Last updated: Tue 7 Apr 2015, 9:49 AM

It seems as if the government has become a new holy cow; as if the media is no more a watchdog of democracy but a lapdog of the government, at least for these English dailies. One daily wondered aloud “whether Justice Arundhati Roy was also a member of the bench” and another said “never-ending lectures” on the post-reform neoliberal economy had the “intellectual depth of a JNU postgrad”.

The offending portions of the orders had traced the root cause of the Maoist insurgency in Chhattisgarh to “the culture of unrestrained selfishness and greed spawned by modern neoliberal economic ideology” and blamed generation of black money on a “greed-is-good” culture promoted by the “neoliberal ideologues”. It helps to know that both the orders came from the same bench – of justices B Sudershan Reddy and Surinder Singh Nijjar.

In the process, Arundhati Roy too had to be denounced. When the attack on Team Anna was at its peak in April, she wrote that the era of “liberalisation, privatisation and globalisation” had led to a situation where “our rivers, mountains, forests, minerals, water supply, electricity and communication system have been sold to private corporations” and corruption had “grown exponentially”.
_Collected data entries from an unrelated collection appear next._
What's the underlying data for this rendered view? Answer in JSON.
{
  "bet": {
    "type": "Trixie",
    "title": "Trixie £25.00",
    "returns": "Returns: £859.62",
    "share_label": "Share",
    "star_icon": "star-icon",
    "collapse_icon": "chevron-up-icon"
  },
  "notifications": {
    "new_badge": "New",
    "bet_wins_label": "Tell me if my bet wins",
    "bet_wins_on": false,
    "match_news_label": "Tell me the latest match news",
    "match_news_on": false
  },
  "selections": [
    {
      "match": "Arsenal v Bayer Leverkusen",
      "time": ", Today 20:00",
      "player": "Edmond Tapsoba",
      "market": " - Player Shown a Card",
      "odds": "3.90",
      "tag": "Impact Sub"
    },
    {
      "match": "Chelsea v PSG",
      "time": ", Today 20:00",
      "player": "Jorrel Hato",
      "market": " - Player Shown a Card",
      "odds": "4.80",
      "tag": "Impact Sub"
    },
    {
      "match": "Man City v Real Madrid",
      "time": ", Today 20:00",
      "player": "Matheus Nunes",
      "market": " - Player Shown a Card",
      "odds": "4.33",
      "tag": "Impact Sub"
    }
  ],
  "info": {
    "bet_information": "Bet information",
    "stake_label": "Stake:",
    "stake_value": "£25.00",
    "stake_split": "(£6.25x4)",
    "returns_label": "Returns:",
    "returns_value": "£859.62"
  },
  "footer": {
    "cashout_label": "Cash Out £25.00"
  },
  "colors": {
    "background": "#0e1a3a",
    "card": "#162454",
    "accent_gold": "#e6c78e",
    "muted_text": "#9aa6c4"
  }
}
What Roy said or what the judges said was not without a solid basis. The Maoists may have their own political agenda and the seeds of which may have been planted much before the liberalisation era began, but if they accquired a deadly edge in the recent years it was only because the tribals decided to join their war. What was it that made the tribals wage a war on the side of the Maoists against their own government? The straight and simple answer is: denial of their rights and handing over their home, the forests bearing rich mineral resources, to the private sector.

As Roy pointed out, several states witnessing the Maoist insurgency now signed hundreds of secret MoUs gifting away forests and mines bearing iron ore, coal and bauxite. Chhattisgarh alone signed more than 100 of such MoUs. In the process, thousands of tribals lost their home, with little or no compensation. Many more thousands face such a prospect. In Dantewada, several villages were handed over to Essar Steel and Tata Steel a few years ago to set up steel plants without the consent of the tribals as mandated by the Panchayats (Extension to the Scheduled Areas) Act of 1996. Any wonder the district turned into a deadly battlefield?

The same law also provides “ownership” of the forest produce to the tribals but the tribals still get a paltry sum as “wage” for collecting tendu leaves even though the trade is controlled by the state. The Salwa Judum and its fallout, which was the subject the apex court was dealing with while “lecturing” on neoliberal policies, began in 2004 in Bijapur over a fight over better wages for these leaves.

Since then, Chhattisgarh has zealously followed the World Bank dictated neoliberal policies. The river Sheonath has been handed over to a private company, denying tribals access to its water or fish. Several thermal power companies have been handed over coal bearing forest land, the latest being those coming under the “no-go” area of Hasdeo-Arand bio-diversity zone. Recently, a minister’s son, a tribal himself, was found buying tribal lands on behalf of a private company to overcome legal restrictions on sale of tribal lands to non-tribals.

But you will not find these stories in the English dailies which have taken the cudgel on behalf of the government, defending all its follies with a degree of conviction and vigour not seen in recent memory.